|Title:||Essays on financial reporting quality : evidences from seasoned equity offering and product market competition|
Hong Kong Polytechnic University -- Dissertations
|Department:||School of Accounting and Finance|
|Pages:||132 leaves : ill. ; 30 cm.|
|Abstract:||This dissertation focuses on financial reporting quality. It is comprised of three essays. The first essay documents the importance of financial reporting quality; the second essay records market power as an important determinant of financial reporting quality; the third essay shows that financial reporting quality is not the prevailing channel through which product market competition affects audit fees. Essay I, "Earnings timeliness and seasoned equity offering announcement effect" demonstrates the importance of financial reporting quality by examining the effects of earnings timeliness on the Seasoned Equity Offering (SEO) announcement effect. Investors view an SEO announcement as a negative signal that reveals managers' perceptions regarding a firm's current stock price. Investors usually respond to this negative signal by reducing the stock price significantly. This condition can be mitigated, however, through a description of a firm's ability to capture current value-relevant information through a measure of financial reporting quality, namely earnings timeliness. This is especially true since earnings are important to investors in assessing firm performance. Presenting current value-relevant information with earnings in a greater efficient and timely way can reduce information asymmetry between managers and investors. I predict and find, then, that firms with greater earnings timeliness have less negative SEO announcement-period returns.|
Because of the importance of financial reporting quality in capital market, I explore the determinants to financial reporting quality in my second essay, "Market power and accrual management". I examine whether a firm's competition status in product markets affects its financial reporting quality, measured as discretionary accrual. I argue that because firms with greater market power have a greater ability to set prices for their products, they have comparatively fewer incentives to manipulate earnings through accrual management. I use the Lerner index to measure product market power and asset-deflated absolute discretionary accruals to proxy the magnitude of accrual management. Using a large sample of firm-year observations from 1997 to 2007, I find that, as hypothesized, firms with greater market power tend to have lower levels of accrual management. The final essay, "Product market competition and audit fees", goes one-step further than the second. As noted in the second essay, product market competition affects a firm's financial reporting quality. However, financial reporting quality may not be the only factor auditors take into account when they decide what fees to charge a client. The last essay, therefore, empirically explores the inter- and intra- industry effect of product market competition on audit fees. Prior literature posits two contradictory predictions on the relation between product market competition and audit fees.

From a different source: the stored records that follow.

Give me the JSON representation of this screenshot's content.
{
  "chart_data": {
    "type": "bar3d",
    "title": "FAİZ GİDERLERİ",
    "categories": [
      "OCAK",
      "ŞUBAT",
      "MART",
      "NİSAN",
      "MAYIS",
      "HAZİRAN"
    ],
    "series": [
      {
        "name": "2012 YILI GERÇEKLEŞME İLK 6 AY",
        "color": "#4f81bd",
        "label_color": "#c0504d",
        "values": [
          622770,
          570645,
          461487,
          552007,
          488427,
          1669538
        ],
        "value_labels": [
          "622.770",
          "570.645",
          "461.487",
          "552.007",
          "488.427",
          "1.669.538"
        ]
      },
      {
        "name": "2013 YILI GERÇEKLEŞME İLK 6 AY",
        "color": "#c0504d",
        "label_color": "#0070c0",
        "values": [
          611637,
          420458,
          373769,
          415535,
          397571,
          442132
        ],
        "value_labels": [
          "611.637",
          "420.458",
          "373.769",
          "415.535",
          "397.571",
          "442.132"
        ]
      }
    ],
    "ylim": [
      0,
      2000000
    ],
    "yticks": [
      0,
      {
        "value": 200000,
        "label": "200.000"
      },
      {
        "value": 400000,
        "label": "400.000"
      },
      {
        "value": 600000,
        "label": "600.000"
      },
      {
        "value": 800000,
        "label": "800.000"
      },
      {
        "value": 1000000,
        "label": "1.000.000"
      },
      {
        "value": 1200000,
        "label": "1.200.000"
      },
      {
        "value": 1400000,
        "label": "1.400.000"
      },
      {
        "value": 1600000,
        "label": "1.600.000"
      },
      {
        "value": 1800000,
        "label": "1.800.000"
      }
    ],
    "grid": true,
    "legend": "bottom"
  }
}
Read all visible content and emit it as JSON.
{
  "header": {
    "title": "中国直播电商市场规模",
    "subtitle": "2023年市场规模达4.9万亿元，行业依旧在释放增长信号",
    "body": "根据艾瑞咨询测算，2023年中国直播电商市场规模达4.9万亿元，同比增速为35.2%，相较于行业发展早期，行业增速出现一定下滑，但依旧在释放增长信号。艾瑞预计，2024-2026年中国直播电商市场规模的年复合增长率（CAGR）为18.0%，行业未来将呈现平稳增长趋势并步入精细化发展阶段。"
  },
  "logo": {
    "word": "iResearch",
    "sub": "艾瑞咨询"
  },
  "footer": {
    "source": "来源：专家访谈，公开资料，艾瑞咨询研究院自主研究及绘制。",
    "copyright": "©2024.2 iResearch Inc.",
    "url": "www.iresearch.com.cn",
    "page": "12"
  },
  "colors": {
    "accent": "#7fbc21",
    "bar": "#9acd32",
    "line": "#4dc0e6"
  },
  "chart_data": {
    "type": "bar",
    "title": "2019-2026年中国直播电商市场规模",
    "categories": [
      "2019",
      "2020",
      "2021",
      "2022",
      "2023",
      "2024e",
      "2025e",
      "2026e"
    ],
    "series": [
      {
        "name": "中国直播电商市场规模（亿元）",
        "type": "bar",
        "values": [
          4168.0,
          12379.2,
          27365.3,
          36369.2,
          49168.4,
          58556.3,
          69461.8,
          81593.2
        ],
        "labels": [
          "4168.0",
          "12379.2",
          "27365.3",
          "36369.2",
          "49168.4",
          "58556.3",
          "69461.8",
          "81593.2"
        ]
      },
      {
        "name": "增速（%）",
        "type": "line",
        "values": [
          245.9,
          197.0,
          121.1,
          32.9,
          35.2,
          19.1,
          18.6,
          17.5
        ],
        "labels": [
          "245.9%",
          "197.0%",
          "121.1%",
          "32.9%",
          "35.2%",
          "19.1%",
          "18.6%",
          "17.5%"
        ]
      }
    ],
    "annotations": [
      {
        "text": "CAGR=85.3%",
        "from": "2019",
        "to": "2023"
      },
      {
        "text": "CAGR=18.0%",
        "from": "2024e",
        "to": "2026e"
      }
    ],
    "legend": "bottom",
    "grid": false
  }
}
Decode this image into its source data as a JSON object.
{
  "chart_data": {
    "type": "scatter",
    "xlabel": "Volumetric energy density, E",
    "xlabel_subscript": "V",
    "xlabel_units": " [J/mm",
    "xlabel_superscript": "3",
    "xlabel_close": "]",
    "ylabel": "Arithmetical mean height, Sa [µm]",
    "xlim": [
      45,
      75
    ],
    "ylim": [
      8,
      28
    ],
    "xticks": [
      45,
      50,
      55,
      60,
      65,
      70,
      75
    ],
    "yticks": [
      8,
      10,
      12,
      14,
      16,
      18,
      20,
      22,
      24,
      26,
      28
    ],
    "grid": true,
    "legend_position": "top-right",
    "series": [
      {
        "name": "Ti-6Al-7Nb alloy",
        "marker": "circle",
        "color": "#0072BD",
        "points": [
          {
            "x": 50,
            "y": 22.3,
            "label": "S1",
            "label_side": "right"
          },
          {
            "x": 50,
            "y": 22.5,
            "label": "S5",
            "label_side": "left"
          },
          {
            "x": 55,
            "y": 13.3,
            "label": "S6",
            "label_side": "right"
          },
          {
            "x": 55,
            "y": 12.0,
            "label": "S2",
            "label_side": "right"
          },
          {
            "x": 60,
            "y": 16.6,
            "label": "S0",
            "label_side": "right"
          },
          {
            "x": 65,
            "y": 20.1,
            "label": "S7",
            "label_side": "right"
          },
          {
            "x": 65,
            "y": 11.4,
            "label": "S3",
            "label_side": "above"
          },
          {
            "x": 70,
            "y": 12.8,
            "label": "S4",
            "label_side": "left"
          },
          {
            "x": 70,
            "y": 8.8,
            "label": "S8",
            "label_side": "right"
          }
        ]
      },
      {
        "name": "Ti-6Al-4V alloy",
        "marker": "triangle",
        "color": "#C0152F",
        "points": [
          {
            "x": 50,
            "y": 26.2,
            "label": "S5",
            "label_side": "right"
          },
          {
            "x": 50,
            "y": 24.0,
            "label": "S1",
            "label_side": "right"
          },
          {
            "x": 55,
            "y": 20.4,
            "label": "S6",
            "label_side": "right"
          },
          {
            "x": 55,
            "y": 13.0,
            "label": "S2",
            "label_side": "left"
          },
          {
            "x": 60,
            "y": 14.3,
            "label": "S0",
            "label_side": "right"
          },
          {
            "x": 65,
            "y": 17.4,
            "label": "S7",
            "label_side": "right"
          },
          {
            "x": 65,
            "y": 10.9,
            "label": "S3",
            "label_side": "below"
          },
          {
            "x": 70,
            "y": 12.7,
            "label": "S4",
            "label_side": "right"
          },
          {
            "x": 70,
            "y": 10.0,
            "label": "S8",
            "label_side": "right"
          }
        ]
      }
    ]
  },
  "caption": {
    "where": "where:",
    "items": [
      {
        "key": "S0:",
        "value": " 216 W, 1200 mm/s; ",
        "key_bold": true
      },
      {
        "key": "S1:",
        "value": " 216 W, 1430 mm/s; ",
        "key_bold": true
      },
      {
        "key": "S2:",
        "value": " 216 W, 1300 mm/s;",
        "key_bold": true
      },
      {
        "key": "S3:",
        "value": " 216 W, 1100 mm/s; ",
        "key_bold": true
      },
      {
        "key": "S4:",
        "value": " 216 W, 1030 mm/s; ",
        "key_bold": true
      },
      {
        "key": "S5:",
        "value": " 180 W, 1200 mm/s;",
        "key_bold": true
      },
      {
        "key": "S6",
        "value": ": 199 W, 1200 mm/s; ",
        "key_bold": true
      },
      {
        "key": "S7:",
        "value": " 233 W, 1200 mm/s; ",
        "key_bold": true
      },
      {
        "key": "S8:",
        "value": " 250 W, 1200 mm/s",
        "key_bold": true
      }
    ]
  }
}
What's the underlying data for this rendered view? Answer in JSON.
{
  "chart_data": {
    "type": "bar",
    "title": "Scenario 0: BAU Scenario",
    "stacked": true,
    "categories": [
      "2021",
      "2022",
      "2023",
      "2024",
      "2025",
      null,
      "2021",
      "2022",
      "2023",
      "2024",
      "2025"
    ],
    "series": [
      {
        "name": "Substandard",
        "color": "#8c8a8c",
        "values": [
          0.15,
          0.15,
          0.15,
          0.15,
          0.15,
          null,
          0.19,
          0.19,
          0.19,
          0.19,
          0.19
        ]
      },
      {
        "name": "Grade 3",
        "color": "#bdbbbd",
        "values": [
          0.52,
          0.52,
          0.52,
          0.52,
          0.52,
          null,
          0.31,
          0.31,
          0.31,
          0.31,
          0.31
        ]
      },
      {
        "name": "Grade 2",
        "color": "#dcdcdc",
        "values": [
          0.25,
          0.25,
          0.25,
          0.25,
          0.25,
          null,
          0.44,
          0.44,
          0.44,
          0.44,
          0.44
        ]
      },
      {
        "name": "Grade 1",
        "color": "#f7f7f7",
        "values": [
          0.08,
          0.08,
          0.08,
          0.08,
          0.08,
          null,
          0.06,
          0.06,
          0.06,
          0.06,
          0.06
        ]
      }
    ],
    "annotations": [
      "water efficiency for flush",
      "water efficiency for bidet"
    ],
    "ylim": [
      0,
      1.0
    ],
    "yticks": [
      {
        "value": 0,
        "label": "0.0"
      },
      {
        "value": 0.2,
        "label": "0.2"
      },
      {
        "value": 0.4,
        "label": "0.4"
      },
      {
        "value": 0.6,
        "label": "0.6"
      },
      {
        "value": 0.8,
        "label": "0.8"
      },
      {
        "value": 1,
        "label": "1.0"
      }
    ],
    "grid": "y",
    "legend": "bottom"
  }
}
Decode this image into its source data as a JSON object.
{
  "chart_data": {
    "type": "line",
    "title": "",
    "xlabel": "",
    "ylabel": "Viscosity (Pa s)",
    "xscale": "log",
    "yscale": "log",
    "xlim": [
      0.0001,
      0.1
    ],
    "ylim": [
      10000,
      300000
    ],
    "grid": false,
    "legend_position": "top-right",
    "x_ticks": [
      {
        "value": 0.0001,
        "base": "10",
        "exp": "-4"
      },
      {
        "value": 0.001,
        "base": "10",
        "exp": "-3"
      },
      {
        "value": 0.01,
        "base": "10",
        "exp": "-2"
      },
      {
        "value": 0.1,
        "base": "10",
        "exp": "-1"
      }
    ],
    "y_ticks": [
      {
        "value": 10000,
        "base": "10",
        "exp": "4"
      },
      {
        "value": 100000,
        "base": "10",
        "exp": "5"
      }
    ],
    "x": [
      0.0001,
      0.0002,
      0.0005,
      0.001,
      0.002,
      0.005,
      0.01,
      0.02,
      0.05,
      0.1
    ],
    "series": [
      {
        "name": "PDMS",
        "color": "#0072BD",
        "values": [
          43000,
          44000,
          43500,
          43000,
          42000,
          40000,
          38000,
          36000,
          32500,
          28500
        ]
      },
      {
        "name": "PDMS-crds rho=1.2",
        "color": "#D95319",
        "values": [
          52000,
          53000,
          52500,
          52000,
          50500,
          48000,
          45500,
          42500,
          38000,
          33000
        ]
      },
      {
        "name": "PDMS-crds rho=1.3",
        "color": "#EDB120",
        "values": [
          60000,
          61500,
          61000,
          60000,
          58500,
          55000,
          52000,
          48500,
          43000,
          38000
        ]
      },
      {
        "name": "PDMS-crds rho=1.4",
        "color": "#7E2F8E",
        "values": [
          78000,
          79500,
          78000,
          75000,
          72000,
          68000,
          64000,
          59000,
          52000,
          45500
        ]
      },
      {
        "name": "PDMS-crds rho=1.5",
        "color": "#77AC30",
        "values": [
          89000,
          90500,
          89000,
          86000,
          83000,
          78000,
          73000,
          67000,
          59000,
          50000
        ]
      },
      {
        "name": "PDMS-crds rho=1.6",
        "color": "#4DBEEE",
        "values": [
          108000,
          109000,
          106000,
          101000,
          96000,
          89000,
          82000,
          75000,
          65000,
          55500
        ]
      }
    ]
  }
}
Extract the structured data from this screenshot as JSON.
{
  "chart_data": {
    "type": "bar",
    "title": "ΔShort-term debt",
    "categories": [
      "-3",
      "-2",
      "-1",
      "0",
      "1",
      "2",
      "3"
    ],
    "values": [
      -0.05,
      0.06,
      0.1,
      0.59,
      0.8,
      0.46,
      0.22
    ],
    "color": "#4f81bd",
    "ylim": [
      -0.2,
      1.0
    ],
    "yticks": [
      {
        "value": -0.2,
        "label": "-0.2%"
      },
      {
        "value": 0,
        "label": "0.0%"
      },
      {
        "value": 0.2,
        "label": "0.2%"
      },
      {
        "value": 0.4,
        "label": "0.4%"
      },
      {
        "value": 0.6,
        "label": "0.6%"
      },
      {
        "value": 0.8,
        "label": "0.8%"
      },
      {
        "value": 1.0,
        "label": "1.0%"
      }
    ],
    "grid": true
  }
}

On the one hand, firms in a competitive market are expected to face higher liquidity risk, distress risk, and liquidation risk, thus increasing auditors' assessments of a client's business risk. So, audit fees are expected to increase with industry competitiveness. On the other hand, it is often argued in prior literature that product market competition decreases information asymmetry and mitigates agency problems between shareholders and managers and increases the accuracy of financial reporting, thus decreasing auditors' assessments of a client's audit risk resulting in necessary audits. So auditors tend to charge lower fees on firms in a more competitive industry. The study, then, empirically tests the relation between product market competition and audit fees and finds that auditors charge higher fees on firms in a more competitive industry. It also finds that auditors charge lower fees on firms with greater market power within the same industry.